More from Malay community also joined in the disapproval, with Najib getting the nod from 66 per cent of the group, down from 73 per cent previously. 

Malaysia embarked on a series of subsidy cuts in September, starting with raising the pump price of RON95 petrol and diesel by RM0.20/L starting September 3, to RM2.10 and RM2.00 per litre respectively.

Postponed prior to Election 2013, the so-called subsidy rationalisation programmed was resumed after ratings firm Fitch slashed Malaysia’s sovereign debt outlook from “Stable” to “Negative” in July.

In Budget 2014, Putrajaya finally confirmed the 2015 rollout of the GST and said it would stop subsidising sugar by the current 34 sen per kg, in a move that may cause cascading price hikes.

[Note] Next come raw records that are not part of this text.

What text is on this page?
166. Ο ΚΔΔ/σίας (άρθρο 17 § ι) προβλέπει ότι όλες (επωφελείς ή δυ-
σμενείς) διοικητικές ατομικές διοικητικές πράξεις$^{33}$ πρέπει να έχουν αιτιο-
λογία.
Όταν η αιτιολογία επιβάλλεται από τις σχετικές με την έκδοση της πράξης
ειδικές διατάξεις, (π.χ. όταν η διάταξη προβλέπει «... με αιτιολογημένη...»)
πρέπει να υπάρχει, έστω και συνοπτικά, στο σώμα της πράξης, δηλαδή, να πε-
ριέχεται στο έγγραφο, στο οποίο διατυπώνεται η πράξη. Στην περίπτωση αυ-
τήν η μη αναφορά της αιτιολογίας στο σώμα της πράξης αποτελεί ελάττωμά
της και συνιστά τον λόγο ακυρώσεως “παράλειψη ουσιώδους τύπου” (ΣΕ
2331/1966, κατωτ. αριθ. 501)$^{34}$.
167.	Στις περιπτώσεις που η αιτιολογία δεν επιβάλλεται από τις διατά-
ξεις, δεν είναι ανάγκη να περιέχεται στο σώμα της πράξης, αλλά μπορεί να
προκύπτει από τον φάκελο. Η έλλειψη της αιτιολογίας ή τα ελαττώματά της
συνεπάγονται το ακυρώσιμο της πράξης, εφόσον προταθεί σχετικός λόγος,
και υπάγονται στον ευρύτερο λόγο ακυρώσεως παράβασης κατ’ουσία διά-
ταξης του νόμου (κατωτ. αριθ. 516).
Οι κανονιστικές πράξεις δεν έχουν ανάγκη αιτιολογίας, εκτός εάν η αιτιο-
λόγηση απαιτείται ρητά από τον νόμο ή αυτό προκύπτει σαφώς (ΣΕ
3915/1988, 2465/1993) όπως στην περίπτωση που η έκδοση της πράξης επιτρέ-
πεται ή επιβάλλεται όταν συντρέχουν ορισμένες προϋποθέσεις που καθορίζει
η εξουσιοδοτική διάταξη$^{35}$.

Starting next year, the electricity tariff in the peninsula will also increase by 14.9 per cent or 4.99 sen to 38.53 sen for every kilowatt per hour (kWh), and 5 sen for Sabah and Labuan.

Yesterday, Prime Minister Datuk Seri Najib Razak said his administration does not adopt a populist approach but always endeavoured to expand the national economy.

Najib’s approval ratings were at 57 per cent when an earlier poll was conducted just after the May general elections.

The prime minister’s ratings later rose up to 62 per cent, but have tumbled in the latest survey.

A total of 1,005 eligible voters across all states in Peninsula Malaysia were interviewed via telephone for the Merdeka Center survey.